Despite what you might hear from business lobbyists about alleged “overregulation,” insiders understand that OSHA seldom issues a regulation unless pushed by worker advocates. Although there are thousands of toxic chemicals in use in industry, regulations only cover a few dozen – usually in response to lobbying or lawsuits by labor unions and public health organizations. Nurses and health care workers have been waiting more than a decade for a workplace safety standard governing infectious diseases, and the pandemic has been the last straw: three unions have filed suit demanding that OSHA lay out what employers must do to protect health care workers.
Similar translations for "questa pagina web per contanti alla consegna" in English. consegna. English. confinement to barracks.
OSHA began exploring an infectious disease standard in 2009, responding to a petition by health care worker unions during the swine flu epidemic. The 2014 Ebola scare strengthened the case for action, but after President Trump’s 2016 election OSHA dropped the subject. Now, after dozens of hospital and nursing home employees have died from COVID-19 while caring for the ill, workers are no longer willing to wait.

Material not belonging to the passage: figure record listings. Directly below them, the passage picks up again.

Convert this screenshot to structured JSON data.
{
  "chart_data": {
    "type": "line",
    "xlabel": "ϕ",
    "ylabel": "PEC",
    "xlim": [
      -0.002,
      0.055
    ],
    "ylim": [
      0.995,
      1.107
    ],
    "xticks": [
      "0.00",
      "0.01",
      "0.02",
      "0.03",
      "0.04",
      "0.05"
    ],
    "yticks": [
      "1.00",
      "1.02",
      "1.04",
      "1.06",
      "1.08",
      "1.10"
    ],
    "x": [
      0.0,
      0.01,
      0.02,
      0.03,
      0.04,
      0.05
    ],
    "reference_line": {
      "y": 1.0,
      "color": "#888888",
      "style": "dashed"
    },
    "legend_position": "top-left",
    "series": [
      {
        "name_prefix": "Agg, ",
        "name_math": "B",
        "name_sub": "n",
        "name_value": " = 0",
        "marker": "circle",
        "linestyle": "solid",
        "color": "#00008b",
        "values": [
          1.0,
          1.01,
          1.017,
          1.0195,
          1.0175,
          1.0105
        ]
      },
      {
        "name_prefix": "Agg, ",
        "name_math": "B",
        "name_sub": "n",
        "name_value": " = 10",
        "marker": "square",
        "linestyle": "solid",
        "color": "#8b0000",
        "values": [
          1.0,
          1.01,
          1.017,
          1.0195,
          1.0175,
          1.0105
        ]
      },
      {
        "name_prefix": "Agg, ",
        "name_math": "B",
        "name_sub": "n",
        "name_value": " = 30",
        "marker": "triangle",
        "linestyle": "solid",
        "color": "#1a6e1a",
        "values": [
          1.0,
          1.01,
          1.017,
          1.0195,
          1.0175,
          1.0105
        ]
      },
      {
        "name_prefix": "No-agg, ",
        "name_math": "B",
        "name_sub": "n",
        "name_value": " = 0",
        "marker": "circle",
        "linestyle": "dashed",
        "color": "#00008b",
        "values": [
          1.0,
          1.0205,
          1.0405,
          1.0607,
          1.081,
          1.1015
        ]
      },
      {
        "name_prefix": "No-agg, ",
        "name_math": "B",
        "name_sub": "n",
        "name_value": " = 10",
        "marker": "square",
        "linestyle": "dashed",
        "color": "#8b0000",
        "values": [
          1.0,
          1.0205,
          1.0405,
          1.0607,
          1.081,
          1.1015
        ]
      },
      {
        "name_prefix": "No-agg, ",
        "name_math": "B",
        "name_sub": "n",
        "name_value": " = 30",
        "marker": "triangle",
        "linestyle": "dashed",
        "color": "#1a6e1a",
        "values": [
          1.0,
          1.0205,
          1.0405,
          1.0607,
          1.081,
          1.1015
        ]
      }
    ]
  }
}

AFSCME (the American Federation of State, County and Municipal Employees), AFT (American Federation of Teachers), and the WSNA (Washington State Nurses Association) – each of which represent substantial numbers of health care workers – filed suit. The suit demands that OSHA prepare and issue an occupational safety and health standard protecting workers exposed to infectious diseases in the workplace.
Please pray for the safety of our health care workers, and rapid action by OSHA to keep them safe.